Esse grupo era formado, principalmente, pelos sindicatos patronais mais dependentes do guarda-chuva da entidade —aqueles cuja sede era uma sala no prédio da avenida Paulista, na região central de São Paulo, e que viram seu aluguel subir; aqueles que possuíam indicados entre os funcionários da entidade e do Sistema S.

O sociólogo Demétrio Toledo, em sua pesquisa de mestrado, identifica a articulação que Skaf fez com esses interesses contrariados por Piva. Por meio de uma análise de redes, ele observa que são os pontos localizados na periferia da rede durante a gestão Piva que Skaf angaria a base de sua chapa de oposição.

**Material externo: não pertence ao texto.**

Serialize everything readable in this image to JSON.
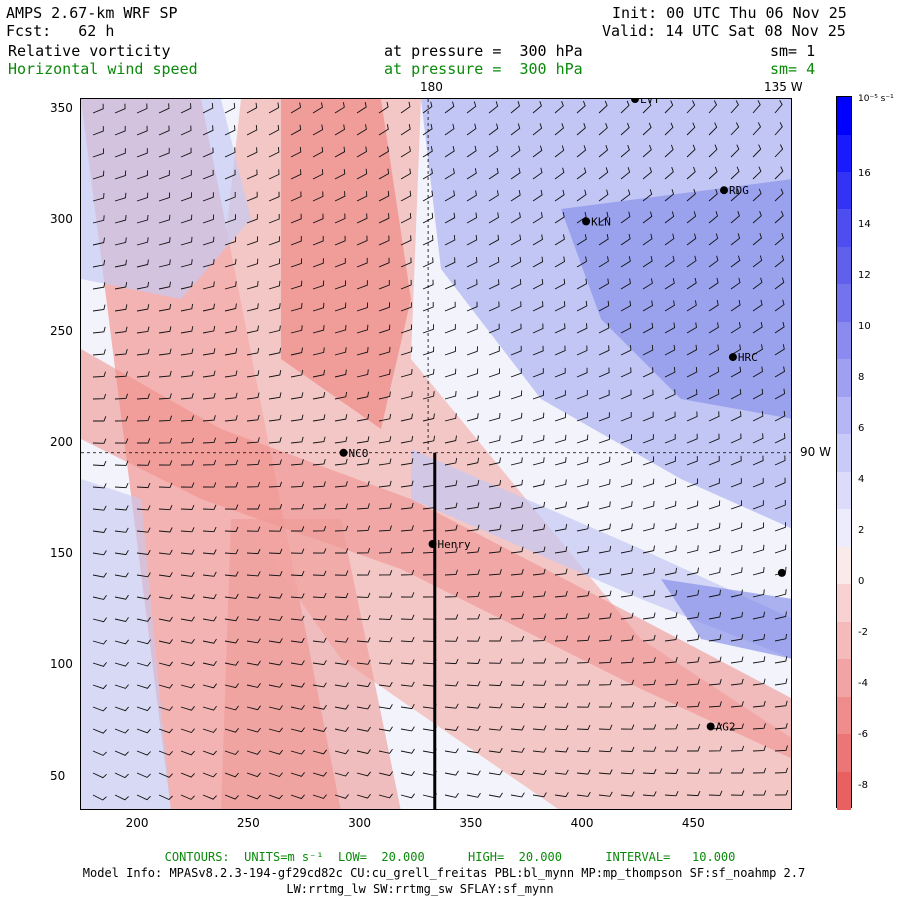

Essas entidades periféricas são, grosso modo, ligadas a segmentos fracos da indústria: esvaziados, atrasados, com poucos recursos. Sua base são pequenas indústrias, médias quando muito, que sobrevivem aos trancos e barrancos. Os que vão restando da desindustrialização.

Skaf ascende reunindo em torno de si esse grupo, tendo como chamariz o acesso ao governo. Sua manutenção à frente da Fiesp por 17 anos —o que só foi possível por diversas mudanças de estatuto no período— assentou-se sobre esses dois eixos. É dessa indústria que a entidade tornou-se cada vez mais representativa.

A rebelião recente na Fiesp, com manifestações públicas críticas à proximidade entre Skaf e o governo de Jair Bolsonaro (sem partido), tornou insustentável sua permanência na presidência. Mas, ainda assim, desembocou na eleição do candidato por ele apoiado, Josué Gomes da Silva —filho do mesmo Alencar que ajudou Skaf em sua primeira eleição, em 2004. Mais uma dimensão do tamanho da nossa grande indústria atualmente.

Josué Gomes, empresário e filho do ex-presidente José Alencar, sentado e sorrindo, durante entrevista
Josué Gomes, empresário e filho do ex-presidente José Alencar - Zanone Fraissat - 21.nov.13/Folhapress

Se a conjuntura daquela época era de crise para o setor, o que dizer da de 2021? A indústria perdeu ainda mais participação no PIB, a estrutura produtiva regrediu em termos tecnológicos, como apontado pelo economista Pedro Loureiro, e mesmo o capital estrangeiro vem abandonando o país.

Quem permanece de grande indústria nacional não precisa da Fiesp para representá-la —vira-se muito bem sozinho. Mesmo com a saída de Skaf, a entidade deve permanecer como centro dessa órbita daqueles que tentam sobreviver (como apelando a tarifas de importação e subsídios), longe da caricatura do grande capitalista maquiavélico que muitos ainda insistem em lhe atribuir.

Resta ver até quando a Fiesp vai conseguir manter uma posição de importância, sendo representativa de um setor cada vez mais fraco. A “Casa”, como é chamada com certa deferência por industriais, corre o risco de se aproximar dos palacetes da elite cafeeira, seus vizinhos na avenida Paulista —antes símbolos de um passado glorioso, esses casarões foram demolidos, abandonados, tombados ou transformados em um McDonald’s.